Lawmakers who represent states with high Medicaid expenditures each year are pushing back against the notion that it can be attributed to bad management of the program.
“We have to look at structural differences. Sometimes higher cost is not because the program is not well managed or well run. It’s because you might live in a big rural state with not a lot of health care providers,” Sen. Dan Sullivan, R-Alaska, said.
The lingering questions over what to do on the issue was a highlight at Tuesday’s GOP policy lunch, which included an appearance from Centers for Medicare and Medicaid Services Administrator Seema Verma.
The discussion went beyond just providing more federal money to states with low-Medicaid costs, however, and also touched upon how to encourage efficiency in the entitlement program, according to Sen. John Hoeven, R-N.D.
“We’ve got to create the right incentives . . . to encourage cost effectiveness and good outcomes,” he said.
Under the House bill, states would be given essentially a bulk amount of funding for specific categories based upon population, an approach referred to as per capita caps. States also could choose to get it in a lump sum block grant.
Hoeven is advocating for a proposal that would allow states to bank any unused federal allotment for future years.
“I specifically asked what [Seema] thought about that concept . . . and she supported it,” he said.
The disagreement among the conference over such a critical aspect of the legislation, however, proves how much work Republicans have left on the bill. While leadership has begun discussions with the Congressional Budget Office over several proposals, there is currently no complete legislation and several members are still unsure exactly what proposals are under consideration.
Cassidy is pushing for $15 billion for the highest-risk participants in the individual market as a way to shore up the teetering state-based exchanges. At a meeting Wednesday with his Republican colleagues, Cassidy shared a document showing that since the health care law exchanges began in 2014, an influx of sicker individuals was the primary culprit in driving up premiums. Providing $15 billion for high-risk populations would pay off in the long run by helping bring down premiums for everybody else, Cassidy argued.
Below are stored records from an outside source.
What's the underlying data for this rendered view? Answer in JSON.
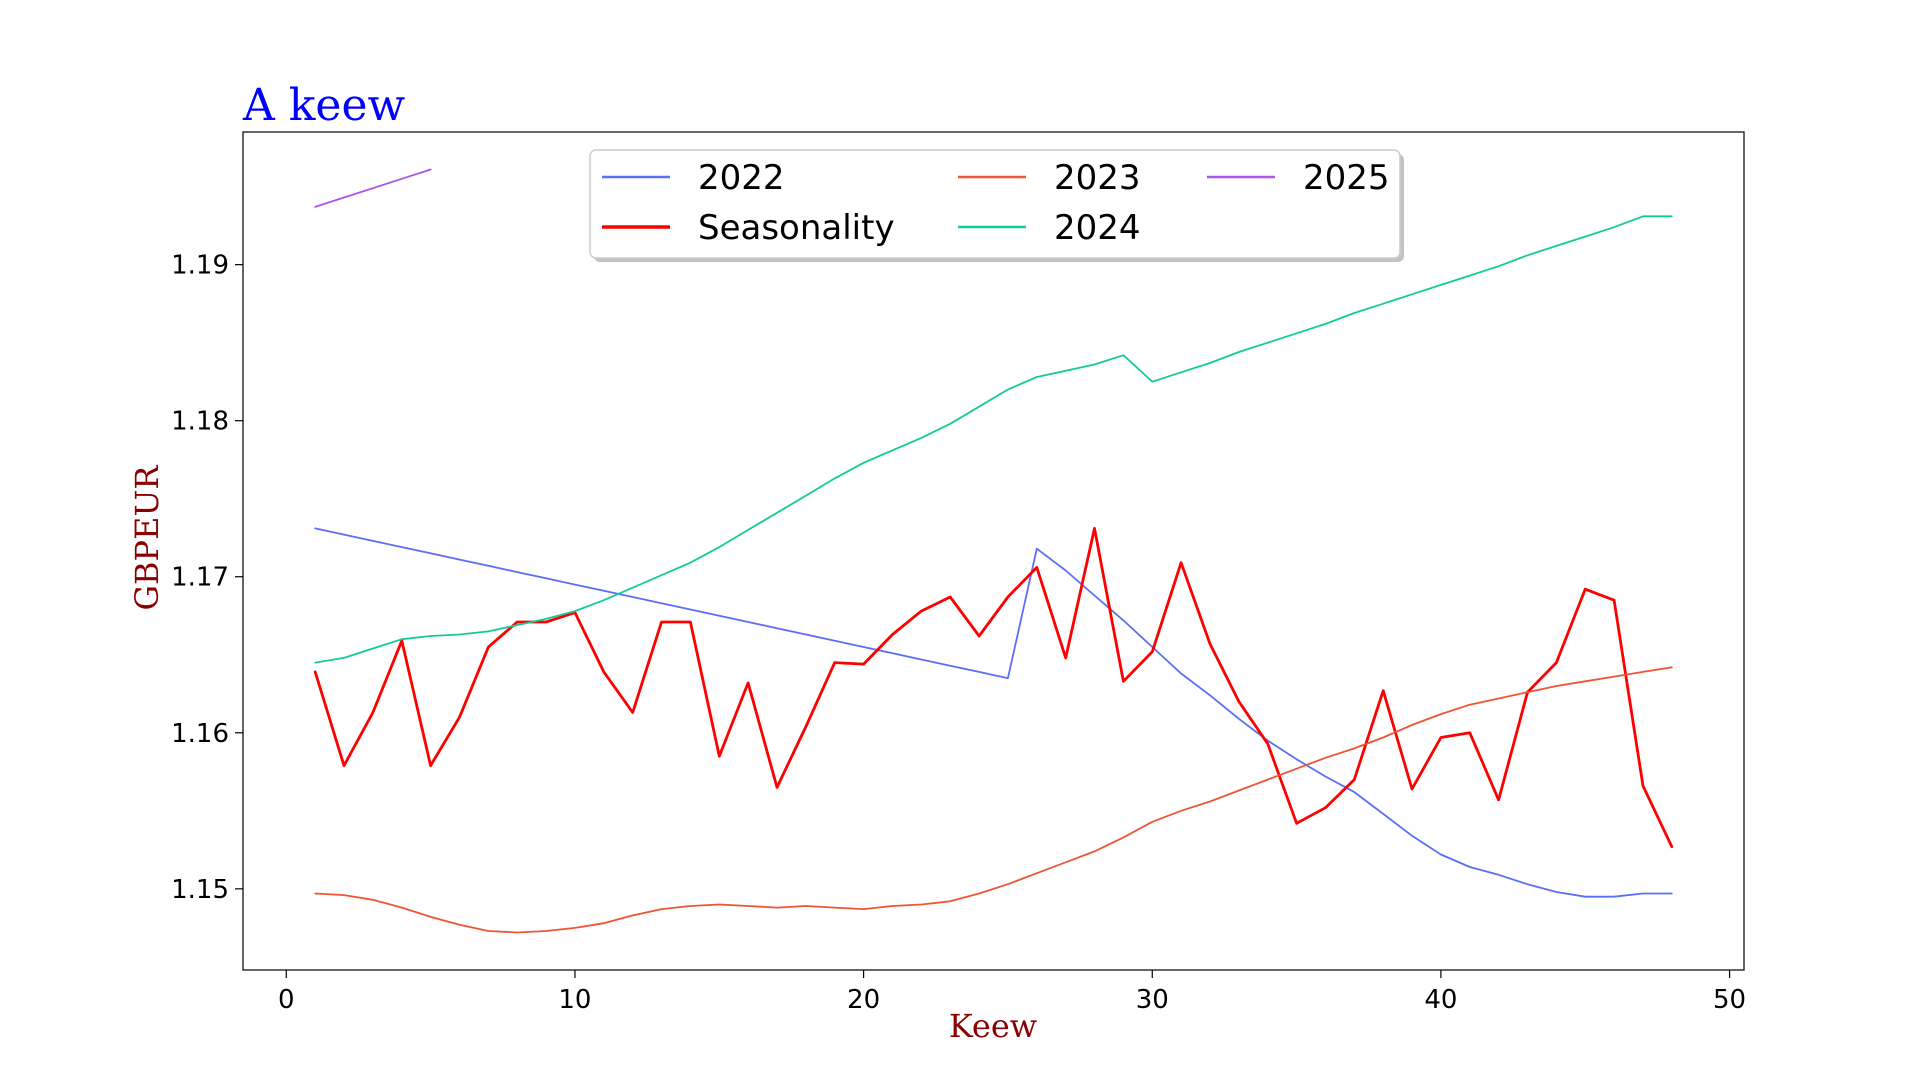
{
  "chart_data": {
    "type": "line",
    "title": "A keew",
    "xlabel": "Keew",
    "ylabel": "GBPEUR",
    "xlim": [
      -1.5,
      50.5
    ],
    "ylim": [
      1.1448,
      1.1985
    ],
    "xticks": [
      0,
      10,
      20,
      30,
      40,
      50
    ],
    "yticks": [
      1.15,
      1.16,
      1.17,
      1.18,
      1.19
    ],
    "ytick_labels": [
      "1.15",
      "1.16",
      "1.17",
      "1.18",
      "1.19"
    ],
    "grid": false,
    "legend_position": "top-center",
    "colors": {
      "title": "#0000ff",
      "axis_label": "#8b0000"
    },
    "series": [
      {
        "name": "2022",
        "color": "#5b6ef5",
        "width": 1.8,
        "x": [
          1,
          2,
          3,
          4,
          5,
          6,
          7,
          8,
          9,
          10,
          11,
          12,
          13,
          14,
          15,
          16,
          17,
          18,
          19,
          20,
          21,
          22,
          23,
          24,
          25,
          26,
          27,
          28,
          29,
          30,
          31,
          32,
          33,
          34,
          35,
          36,
          37,
          38,
          39,
          40,
          41,
          42,
          43,
          44,
          45,
          46,
          47,
          48
        ],
        "y": [
          1.1731,
          1.1727,
          1.1723,
          1.1719,
          1.1715,
          1.1711,
          1.1707,
          1.1703,
          1.1699,
          1.1695,
          1.1691,
          1.1687,
          1.1683,
          1.1679,
          1.1675,
          1.1671,
          1.1667,
          1.1663,
          1.1659,
          1.1655,
          1.1651,
          1.1647,
          1.1643,
          1.1639,
          1.1635,
          1.1718,
          1.1704,
          1.1688,
          1.1672,
          1.1655,
          1.1638,
          1.1624,
          1.1609,
          1.1595,
          1.1583,
          1.1572,
          1.1562,
          1.1548,
          1.1534,
          1.1522,
          1.1514,
          1.1509,
          1.1503,
          1.1498,
          1.1495,
          1.1495,
          1.1497,
          1.1497
        ]
      },
      {
        "name": "Seasonality",
        "color": "#ff0000",
        "width": 2.8,
        "x": [
          1,
          2,
          3,
          4,
          5,
          6,
          7,
          8,
          9,
          10,
          11,
          12,
          13,
          14,
          15,
          16,
          17,
          18,
          19,
          20,
          21,
          22,
          23,
          24,
          25,
          26,
          27,
          28,
          29,
          30,
          31,
          32,
          33,
          34,
          35,
          36,
          37,
          38,
          39,
          40,
          41,
          42,
          43,
          44,
          45,
          46,
          47,
          48
        ],
        "y": [
          1.1639,
          1.1579,
          1.1613,
          1.1659,
          1.1579,
          1.161,
          1.1655,
          1.1671,
          1.1671,
          1.1677,
          1.1639,
          1.1613,
          1.1671,
          1.1671,
          1.1585,
          1.1632,
          1.1565,
          1.1604,
          1.1645,
          1.1644,
          1.1663,
          1.1678,
          1.1687,
          1.1662,
          1.1687,
          1.1706,
          1.1648,
          1.1731,
          1.1633,
          1.1652,
          1.1709,
          1.1657,
          1.162,
          1.1593,
          1.1542,
          1.1552,
          1.157,
          1.1627,
          1.1564,
          1.1597,
          1.16,
          1.1557,
          1.1626,
          1.1645,
          1.1692,
          1.1685,
          1.1566,
          1.1527
        ]
      },
      {
        "name": "2023",
        "color": "#ee5533",
        "width": 1.8,
        "x": [
          1,
          2,
          3,
          4,
          5,
          6,
          7,
          8,
          9,
          10,
          11,
          12,
          13,
          14,
          15,
          16,
          17,
          18,
          19,
          20,
          21,
          22,
          23,
          24,
          25,
          26,
          27,
          28,
          29,
          30,
          31,
          32,
          33,
          34,
          35,
          36,
          37,
          38,
          39,
          40,
          41,
          42,
          43,
          44,
          45,
          46,
          47,
          48
        ],
        "y": [
          1.1497,
          1.1496,
          1.1493,
          1.1488,
          1.1482,
          1.1477,
          1.1473,
          1.1472,
          1.1473,
          1.1475,
          1.1478,
          1.1483,
          1.1487,
          1.1489,
          1.149,
          1.1489,
          1.1488,
          1.1489,
          1.1488,
          1.1487,
          1.1489,
          1.149,
          1.1492,
          1.1497,
          1.1503,
          1.151,
          1.1517,
          1.1524,
          1.1533,
          1.1543,
          1.155,
          1.1556,
          1.1563,
          1.157,
          1.1577,
          1.1584,
          1.159,
          1.1597,
          1.1605,
          1.1612,
          1.1618,
          1.1622,
          1.1626,
          1.163,
          1.1633,
          1.1636,
          1.1639,
          1.1642
        ]
      },
      {
        "name": "2024",
        "color": "#11cc99",
        "width": 1.8,
        "x": [
          1,
          2,
          3,
          4,
          5,
          6,
          7,
          8,
          9,
          10,
          11,
          12,
          13,
          14,
          15,
          16,
          17,
          18,
          19,
          20,
          21,
          22,
          23,
          24,
          25,
          26,
          27,
          28,
          29,
          30,
          31,
          32,
          33,
          34,
          35,
          36,
          37,
          38,
          39,
          40,
          41,
          42,
          43,
          44,
          45,
          46,
          47,
          48
        ],
        "y": [
          1.1645,
          1.1648,
          1.1654,
          1.166,
          1.1662,
          1.1663,
          1.1665,
          1.1669,
          1.1673,
          1.1678,
          1.1685,
          1.1693,
          1.1701,
          1.1709,
          1.1719,
          1.173,
          1.1741,
          1.1752,
          1.1763,
          1.1773,
          1.1781,
          1.1789,
          1.1798,
          1.1809,
          1.182,
          1.1828,
          1.1832,
          1.1836,
          1.1842,
          1.1825,
          1.1831,
          1.1837,
          1.1844,
          1.185,
          1.1856,
          1.1862,
          1.1869,
          1.1875,
          1.1881,
          1.1887,
          1.1893,
          1.1899,
          1.1906,
          1.1912,
          1.1918,
          1.1924,
          1.1931,
          1.1931
        ]
      },
      {
        "name": "2025",
        "color": "#aa55ee",
        "width": 1.8,
        "x": [
          1,
          2,
          3,
          4,
          5
        ],
        "y": [
          1.1937,
          1.1943,
          1.1949,
          1.1955,
          1.1961
        ]
      }
    ]
  }
}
“It is partially offset because you have lower subsidies,” he said “So $15 billion in market stabilization only costs you $5 billion because there is lower subsidies.”
Sen. Shelley Moore Capito, R-W.Va., said she has not seen any legislative text yet for her chamber’s bill. The lawmaker represents a Medicaid expansion state where the opioid epidemic has hit hard. She’s among the GOP lawmakers looking for a gradual end to the Medicaid expansion, which has helped many states get more people into treatment for narcotic addictions. Moderates want a seven-year phaseout.
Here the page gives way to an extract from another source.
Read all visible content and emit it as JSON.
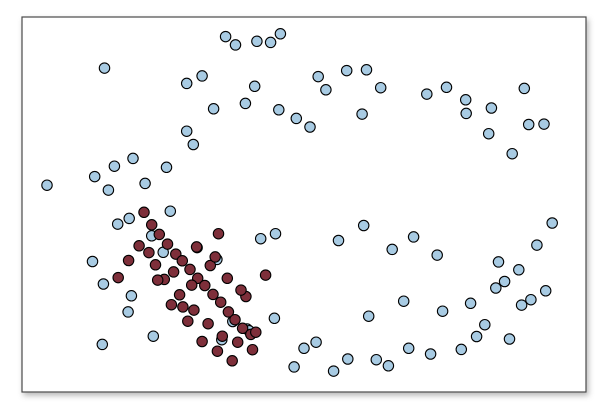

“I’d phrase it as a seven-year transitional period either to Medicaid or to coverage that’s as good as the Medicaid coverage that folks are on,” Capito said Wednesday. “I’ve said repeatedly I don’t want to drop anybody off, so I’m not phasing anybody out from anything.”
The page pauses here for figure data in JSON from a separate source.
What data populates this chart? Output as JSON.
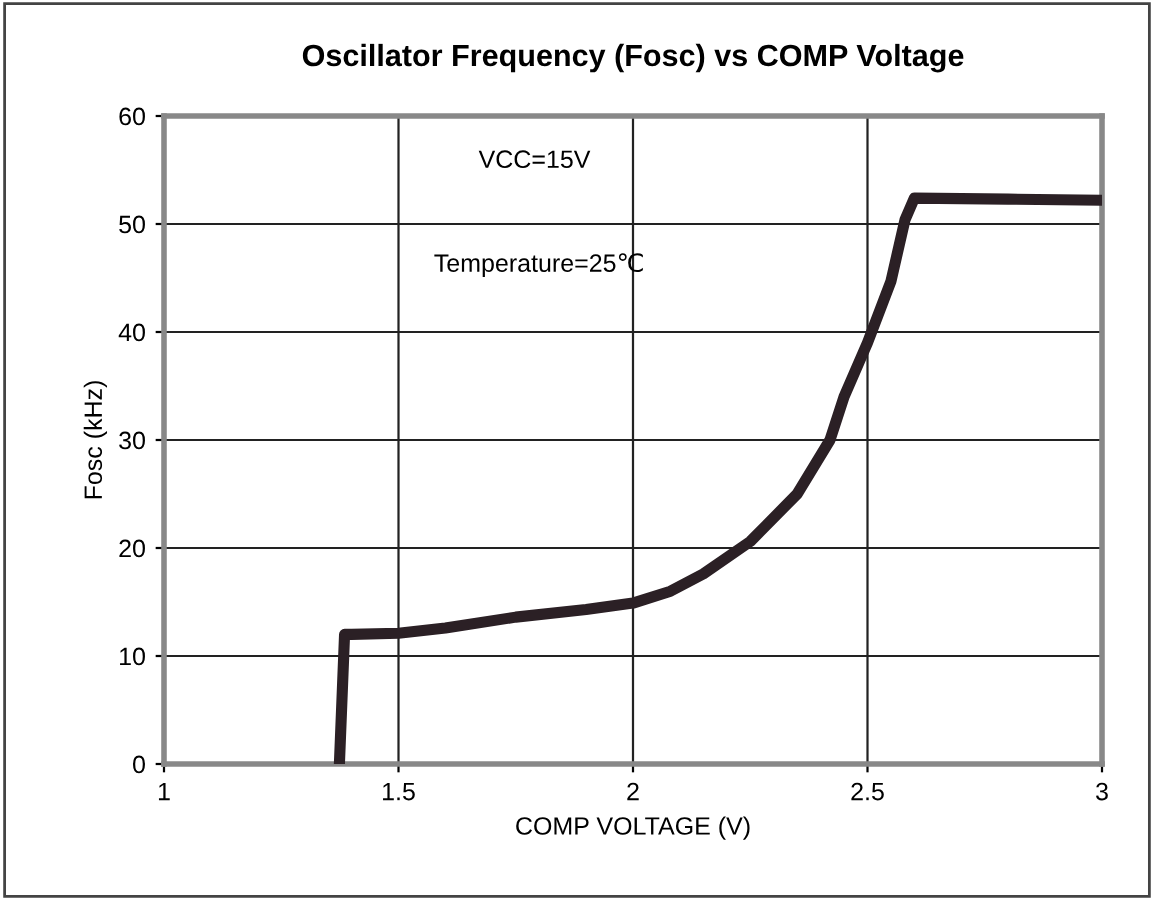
{
  "chart_data": {
    "type": "line",
    "title": "Oscillator Frequency (Fosc) vs COMP Voltage",
    "xlabel": "COMP VOLTAGE (V)",
    "ylabel": "Fosc (kHz)",
    "annotations": [
      "VCC=15V",
      "Temperature=25℃"
    ],
    "series": [
      {
        "color": "#2b2025",
        "x": [
          1.374,
          1.385,
          1.4,
          1.5,
          1.6,
          1.75,
          1.9,
          2.0,
          2.08,
          2.15,
          2.25,
          2.35,
          2.42,
          2.45,
          2.5,
          2.55,
          2.58,
          2.6,
          2.8,
          3.0
        ],
        "values": [
          0,
          12,
          12,
          12.1,
          12.6,
          13.6,
          14.3,
          14.9,
          16.0,
          17.6,
          20.6,
          25,
          30,
          34,
          39,
          44.7,
          50.4,
          52.4,
          52.3,
          52.2
        ]
      }
    ],
    "xlim": [
      1,
      3
    ],
    "ylim": [
      0,
      60
    ],
    "xticks": [
      1,
      1.5,
      2,
      2.5,
      3
    ],
    "yticks": [
      0,
      10,
      20,
      30,
      40,
      50,
      60
    ],
    "grid": true,
    "marker": "none",
    "line_style": "solid"
  }
}
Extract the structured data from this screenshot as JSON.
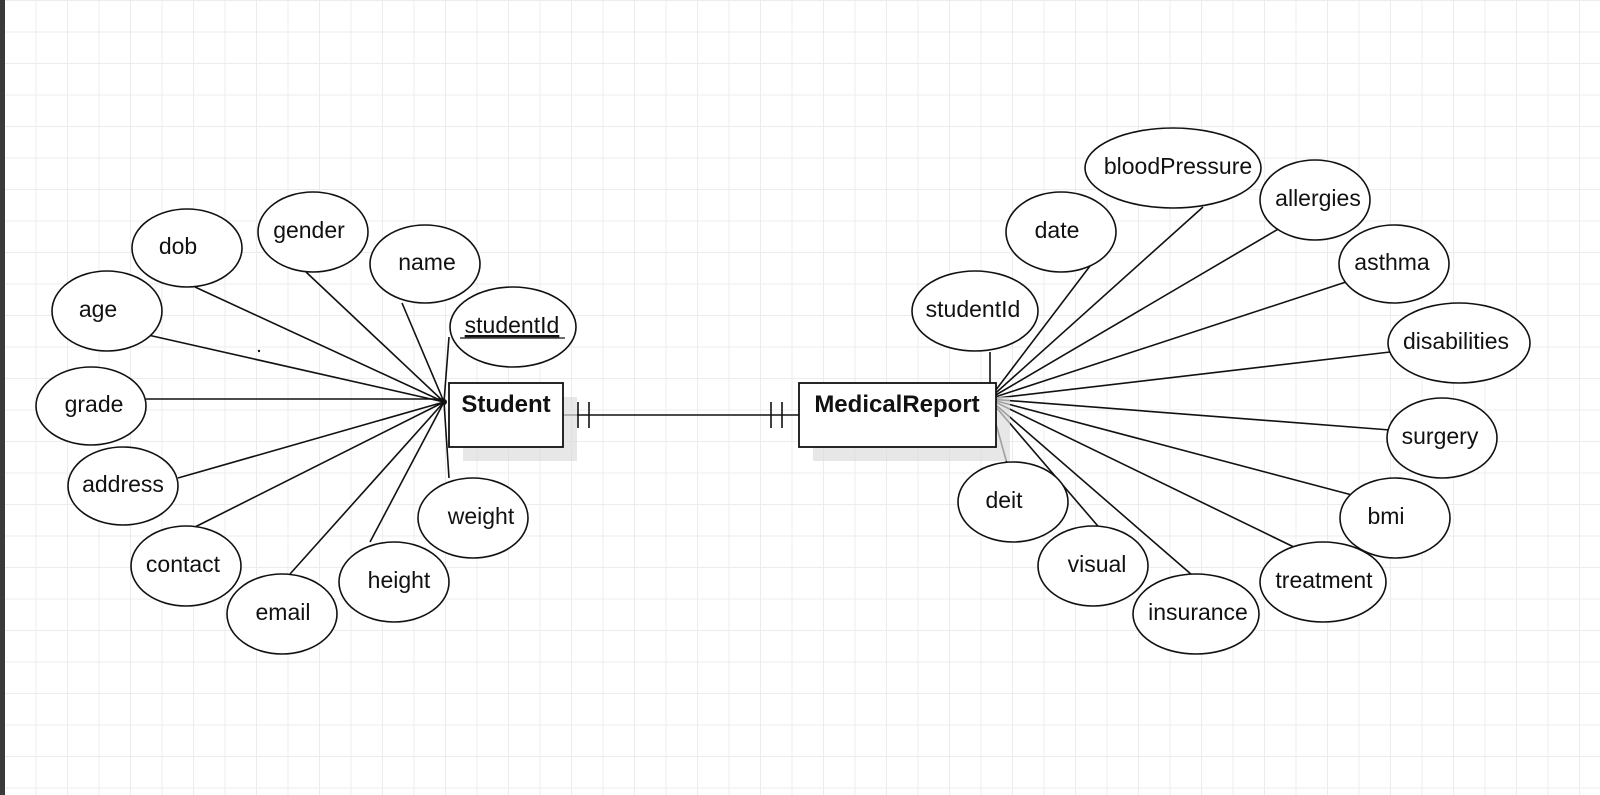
{
  "entities": {
    "student": {
      "label": "Student",
      "attributes": [
        {
          "label": "dob"
        },
        {
          "label": "gender"
        },
        {
          "label": "name"
        },
        {
          "label": "studentId",
          "key": true
        },
        {
          "label": "age"
        },
        {
          "label": "grade"
        },
        {
          "label": "address"
        },
        {
          "label": "contact"
        },
        {
          "label": "email"
        },
        {
          "label": "height"
        },
        {
          "label": "weight"
        }
      ]
    },
    "medical_report": {
      "label": "MedicalReport",
      "attributes": [
        {
          "label": "bloodPressure"
        },
        {
          "label": "allergies"
        },
        {
          "label": "date"
        },
        {
          "label": "asthma"
        },
        {
          "label": "studentId"
        },
        {
          "label": "disabilities"
        },
        {
          "label": "surgery"
        },
        {
          "label": "deit"
        },
        {
          "label": "bmi"
        },
        {
          "label": "visual"
        },
        {
          "label": "treatment"
        },
        {
          "label": "insurance"
        }
      ]
    }
  },
  "relationship": {
    "from": "Student",
    "to": "MedicalReport",
    "cardinality_from": "one-and-only-one",
    "cardinality_to": "one-and-only-one"
  },
  "colors": {
    "stroke": "#111111",
    "grid": "#ececec",
    "background": "#ffffff"
  }
}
The process of drafting a bill appears to be taking longer than GOP leaders had estimated, with even some Republican senators confused about the current state of play. Sen. Rand Paul, R-Ky., said senators were told at the Wednesday lunch that the full bill has not yet been sent to the Congressional Budget Office.
“That question was asked directly because we get a little concerned when we hear from people that it’s already gone to CBO,” Paul said.
Although Republicans had hoped to vote on the measure by the Fourth of July recess, leadership has been careful to avoid setting any concrete deadlines.
“Our goal here is to move forward quickly. The status quo is unsustainable. We all know something has to be done. Something has to be done soon,” Senate Majority Leader Mitch McConnell of Kentucky said. “We’re working hard to get there.”
Andrew Siddons and Sandhya Raman contributed to this article.